In United States of America v. Andre Moody, No. 10-3924, Andre Moody was arrested in 2007 and convicted of possession of methamphetamine and given probation. At that time, a search of phone numbers in Moody’s phone included one in the memory as “G.” Nothing further was done with this information. Two years later, Moody was arrested and charged with conspiracy to distribute 500 grams or more of methamphetamine and distribution of five grams or more of methamphetamine. At this time, police were able to determine that the telephone number of “G” belonged to Gonzalo Gutierrez, who provided Moody with methamphetamine.
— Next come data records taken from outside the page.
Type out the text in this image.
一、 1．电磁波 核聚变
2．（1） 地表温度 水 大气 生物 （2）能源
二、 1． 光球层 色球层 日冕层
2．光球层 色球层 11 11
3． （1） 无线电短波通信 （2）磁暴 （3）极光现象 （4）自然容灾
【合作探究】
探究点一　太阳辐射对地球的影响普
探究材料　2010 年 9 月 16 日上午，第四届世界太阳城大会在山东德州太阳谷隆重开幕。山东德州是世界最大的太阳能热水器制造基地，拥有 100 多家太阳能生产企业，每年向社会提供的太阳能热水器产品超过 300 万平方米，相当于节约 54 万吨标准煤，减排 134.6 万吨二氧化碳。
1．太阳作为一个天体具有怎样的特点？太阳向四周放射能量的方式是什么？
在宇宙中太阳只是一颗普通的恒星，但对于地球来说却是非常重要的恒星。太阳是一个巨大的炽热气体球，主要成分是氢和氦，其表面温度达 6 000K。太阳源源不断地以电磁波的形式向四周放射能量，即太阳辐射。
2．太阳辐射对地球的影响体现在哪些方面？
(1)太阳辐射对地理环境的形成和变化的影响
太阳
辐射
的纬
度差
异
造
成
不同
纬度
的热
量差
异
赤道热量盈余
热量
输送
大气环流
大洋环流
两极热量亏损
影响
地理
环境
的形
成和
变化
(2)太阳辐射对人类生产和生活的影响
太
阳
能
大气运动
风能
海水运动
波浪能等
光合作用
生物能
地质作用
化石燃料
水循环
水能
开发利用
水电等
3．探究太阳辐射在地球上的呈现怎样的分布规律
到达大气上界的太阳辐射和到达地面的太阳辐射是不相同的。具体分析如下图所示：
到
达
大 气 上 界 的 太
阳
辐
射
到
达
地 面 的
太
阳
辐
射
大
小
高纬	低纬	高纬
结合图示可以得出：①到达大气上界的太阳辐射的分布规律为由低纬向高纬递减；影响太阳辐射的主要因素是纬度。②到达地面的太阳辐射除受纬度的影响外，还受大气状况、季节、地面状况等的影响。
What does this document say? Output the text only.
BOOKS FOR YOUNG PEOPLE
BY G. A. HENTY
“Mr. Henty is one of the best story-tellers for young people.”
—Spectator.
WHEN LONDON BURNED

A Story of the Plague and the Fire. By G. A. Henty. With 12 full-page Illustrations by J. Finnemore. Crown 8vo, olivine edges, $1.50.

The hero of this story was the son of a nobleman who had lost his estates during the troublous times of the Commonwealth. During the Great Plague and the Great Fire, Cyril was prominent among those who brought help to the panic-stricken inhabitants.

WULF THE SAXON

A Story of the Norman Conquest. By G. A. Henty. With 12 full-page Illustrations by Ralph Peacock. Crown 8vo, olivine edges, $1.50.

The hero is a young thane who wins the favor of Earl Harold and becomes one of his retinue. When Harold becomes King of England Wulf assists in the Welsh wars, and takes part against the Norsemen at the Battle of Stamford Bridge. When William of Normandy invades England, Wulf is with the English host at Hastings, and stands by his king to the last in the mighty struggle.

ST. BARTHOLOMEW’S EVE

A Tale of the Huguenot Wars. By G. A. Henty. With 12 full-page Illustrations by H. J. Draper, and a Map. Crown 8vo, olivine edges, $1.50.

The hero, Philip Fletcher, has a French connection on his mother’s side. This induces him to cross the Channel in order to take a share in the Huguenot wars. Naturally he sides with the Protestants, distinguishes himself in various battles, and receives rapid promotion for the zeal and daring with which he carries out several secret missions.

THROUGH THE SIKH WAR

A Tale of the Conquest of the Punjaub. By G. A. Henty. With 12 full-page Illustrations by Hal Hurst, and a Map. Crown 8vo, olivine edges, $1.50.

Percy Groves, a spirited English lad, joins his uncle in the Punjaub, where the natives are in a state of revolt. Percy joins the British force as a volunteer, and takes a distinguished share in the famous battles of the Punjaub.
Gutierrez was also arrested the same day as Moody and money found on Gutierrez matched the currency a confidential informant had delivered to Moody earlier that day for drugs.

Moody never sought to suppress the cell phone evidence prior to trial and didn’t object at trial to its admission, so the 7th Circuit reviewed the admission for plain error. Moody claimed the evidence was the fruit on an illegal search under the Fourth Amendment and that because the cell phone evidence was key to the government’s case that he was involved in a large methamphetamine distribution conspiracy, all evidence derived from that initial illegal search should be suppressed and his conviction overturned.

“We decline to consider the legality of Detective Rogers’s search of Moody’s cell phone because … even if we were to question the legality of the search, the evidence recovered in the initial search was ignored until later discovered by an independent source — the subpoenaed cell phone records — over two years after the initial search, thus freeing it from any taint that would require its exclusion at trial,” wrote Judge Daniel Manion.